Spy Chief’s Testimony Deserves Second Look
October 26, 2007
WASHINGTON, D.C. - One of the ironic but persistent dangers of our 24-hour cable news culture is that we often miss important information. We become fixated on the story of the moment whether or not it is most significant.
Now that the smoke has cleared from Gen. David Petraeus’ bunker-buster testimony on the progress to date of the U.S. military surge, it is evident that we missed something that frantic week in September.
On Sept. 10, Director of National Intelligence (DNI) Mike McConnell testified before the Senate Homeland Security Committee on “Confronting the Terrorist Threat to the Homeland: Six Years after 9/11.” While General Petraeus captured all the headlines, McConnell’s testimony should have prompted serious national reflection.
Drawing on sources such as this summer’s National Intelligence Estimate, the most authoritative appraisal of the U.S. intelligence community, McConnell took stock of the current terrorist threat.

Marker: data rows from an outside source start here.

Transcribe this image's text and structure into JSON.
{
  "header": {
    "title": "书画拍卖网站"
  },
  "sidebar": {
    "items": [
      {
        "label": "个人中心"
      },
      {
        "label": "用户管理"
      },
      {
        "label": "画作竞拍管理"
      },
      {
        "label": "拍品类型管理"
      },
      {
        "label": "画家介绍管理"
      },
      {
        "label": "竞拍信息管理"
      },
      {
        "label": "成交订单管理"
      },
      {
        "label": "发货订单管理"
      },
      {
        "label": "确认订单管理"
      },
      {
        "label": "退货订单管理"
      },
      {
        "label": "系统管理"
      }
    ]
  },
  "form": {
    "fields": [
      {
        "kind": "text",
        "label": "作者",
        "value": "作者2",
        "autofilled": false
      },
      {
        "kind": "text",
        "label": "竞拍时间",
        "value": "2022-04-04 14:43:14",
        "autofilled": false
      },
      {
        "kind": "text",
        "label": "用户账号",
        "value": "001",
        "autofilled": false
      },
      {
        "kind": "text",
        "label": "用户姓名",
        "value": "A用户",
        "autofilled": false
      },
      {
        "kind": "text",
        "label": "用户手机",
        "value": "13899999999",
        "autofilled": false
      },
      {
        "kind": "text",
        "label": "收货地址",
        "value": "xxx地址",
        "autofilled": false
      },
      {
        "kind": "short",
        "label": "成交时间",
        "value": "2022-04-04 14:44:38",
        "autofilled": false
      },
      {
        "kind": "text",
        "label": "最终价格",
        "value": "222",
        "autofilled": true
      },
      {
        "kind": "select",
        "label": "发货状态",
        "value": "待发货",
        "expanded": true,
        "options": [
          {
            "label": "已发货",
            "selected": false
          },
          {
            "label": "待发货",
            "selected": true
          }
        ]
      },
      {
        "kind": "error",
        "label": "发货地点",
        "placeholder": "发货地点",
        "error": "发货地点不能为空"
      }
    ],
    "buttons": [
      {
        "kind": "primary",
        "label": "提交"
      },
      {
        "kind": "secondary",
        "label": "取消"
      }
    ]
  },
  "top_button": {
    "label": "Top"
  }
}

The foremost menace continues to come, unsurprisingly, from Islamic terrorists — chiefly al Qaeda, whose “central leadership continues to plan high-impact plots,” McConnell said. However, the intelligence community believes al Qaeda has been somewhat hampered, now viewing the U.S. as a more difficult target. Still, McConnell said, “Although we have discovered only a handful of individuals in the United States with ties to al Qaeda senior leadership since 9/11, we judge that al Qaeda will intensify its efforts to put operatives here.”
Al Qaeda is also intensifying its efforts to attack us “through greater cooperation with regional terrorist groups.” And this job of connecting to other groups has only become easier in the information age. Even small bands of terrorists can easily connect with like-minded radicals in remote places with no need for large terrorist camps amenable to aerial surveillance and U.S. bombs.
But while al Qaeda remains the major threat, McConnell stressed that Lebanese Hezbollah (which has attacked Americans in the past) may be an increasing threat in the next few years, especially if we engage with Iran.
And just when we need even more international assistance with Iran and these terrorist groups, the DNI fears that “international cooperation may wane as 9/11 becomes a more distant memory.”
Finally, the DNI said, “al Qaeda will continue to try to acquire and employ chemical, biological, radiological or nuclear material in attacks and would not hesitate to use them if it develops what it deems is sufficient capability.”
With the Bush administration’s intense focus on Petraeus that week, McConnell’s warnings can hardly be dismissed as election-motivated scare-mongering. Judging from McConnell’s testimony, the intelligence community has spent much of its precious time the last six years simply restructuring itself. It has implemented reforms in the Intelligence Reform and Terrorism Prevention Act of 2004 and executed recommendations from the 9/11 Commission, the WMD Commission and others.
So much time has been spent setting up the Department of Homeland Security, integrating agencies, lowering barriers for new recruits and, well, testifying before Congress, that one hopes there is time left at the end of the day for intelligence collection and analysis.
But there have been major accomplishments. Terrorist plots have been foiled; terrorist leaders captured or killed. And certainly reforms like the creation of the Terrorist Screening Center — which consolidates terrorist watch lists and gives support to U.S. law enforcement officials — and the intensive recruitment of first- and second-generation Americans constitute vital steps forward.
Civil libertarians and intellectuals often refer to a tension between security and civil rights. But a discussion of such a tension must begin with a candid assessment of the security threat Americans face.
One suspects that Petraeus stole our attention because his testimony affects the balance of power in the race for the White House. Unfortunately, for the same reason, Sept. 11, 2008, is even less likely to be what it should have been this year: a time of sober reflection on the current terrorist threat to America.
Logan Paul Gage is a policy analyst with the Discovery Institute.